Even as I armed myself with appropriate treatment and faith I would get better within a reasonable time, I languished mentally. I wanted to go to sleep and wake up well. Despite good books to read and work to accomplish via distance technology, I was miserable. I remember being mostly cheerful through cancer treatment. With cancer, I guess, we must be proactive. We need to move from one item on our checklist to the next. Kleenexes are optional.

Finally, at wit's end, I tapped into what I did right with cancer to work through the cold. One way to remain on top of any illness, aside from appropriate treatment, is to seek comfort from friends and family. Soup helps. Self-compassion helps too. With my cold, I did everything my mother would have done to comfort me as I tapped into my inner child. Then, at long last, a morning came when I felt good enough to apply the "look good, feel better" strategy I also learned from my mother during her cancer journey.

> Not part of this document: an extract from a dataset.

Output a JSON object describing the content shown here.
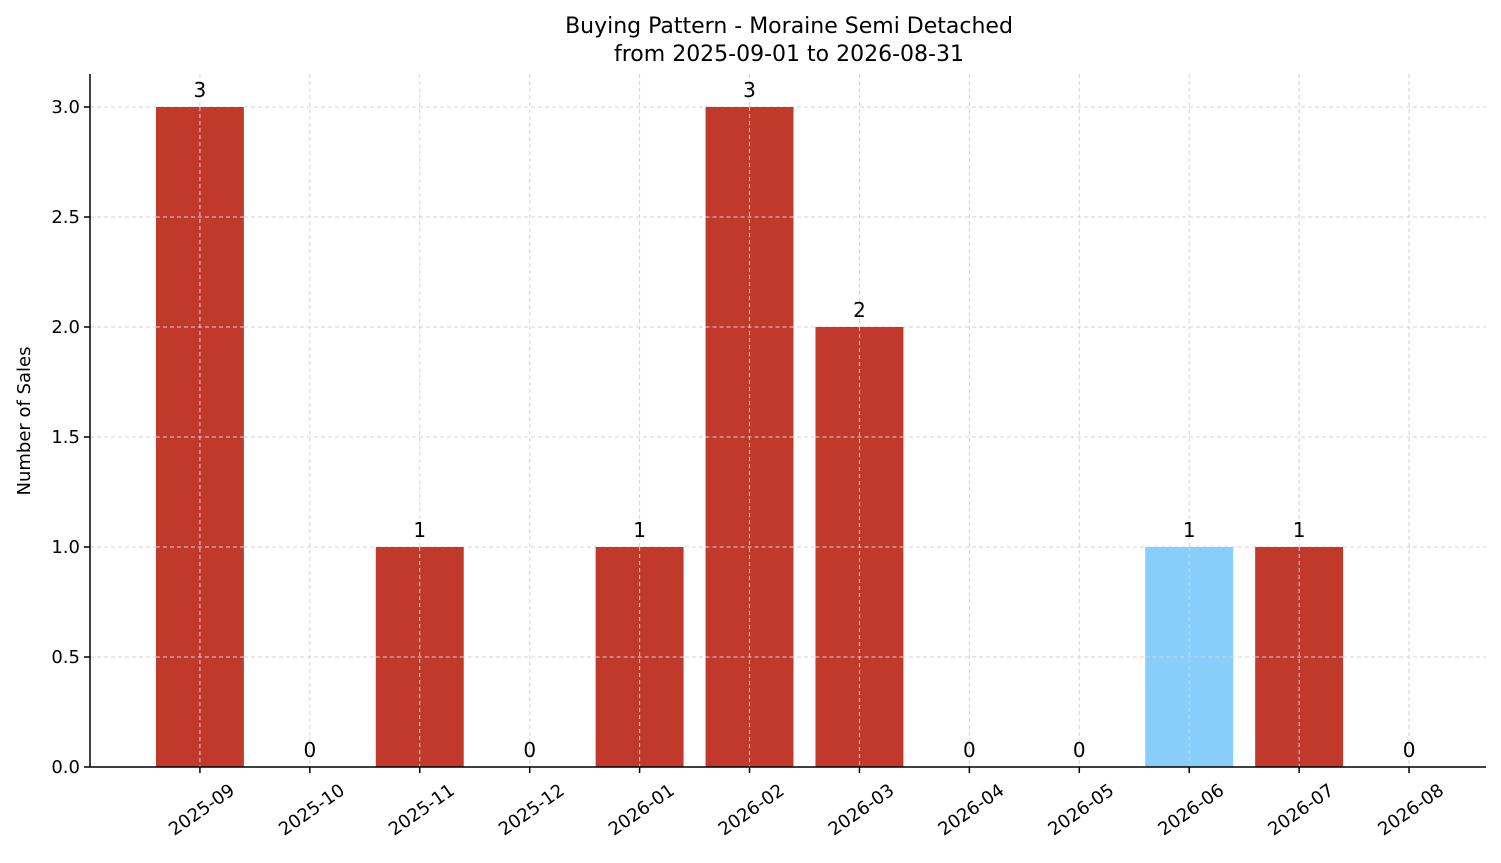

Both the cold and cancer taught me something. Using miscellaneous coping strategies from the cancer experience, I endured the cold. I also learned something about my limits. If cancer requires us to be centered and mindful, perhaps a cold can teach us how to vent a bit about the frailty of the human body. I believe it is normal to complain more than I did when I had cancer, because I bottled up a lot of stress then that ultimately erupted over a few days instead of the course of a year. Although I do not hope for another opportunity to vent about cancer, I have realized that venting about a cold is not the worst thing I could do to help my body heal.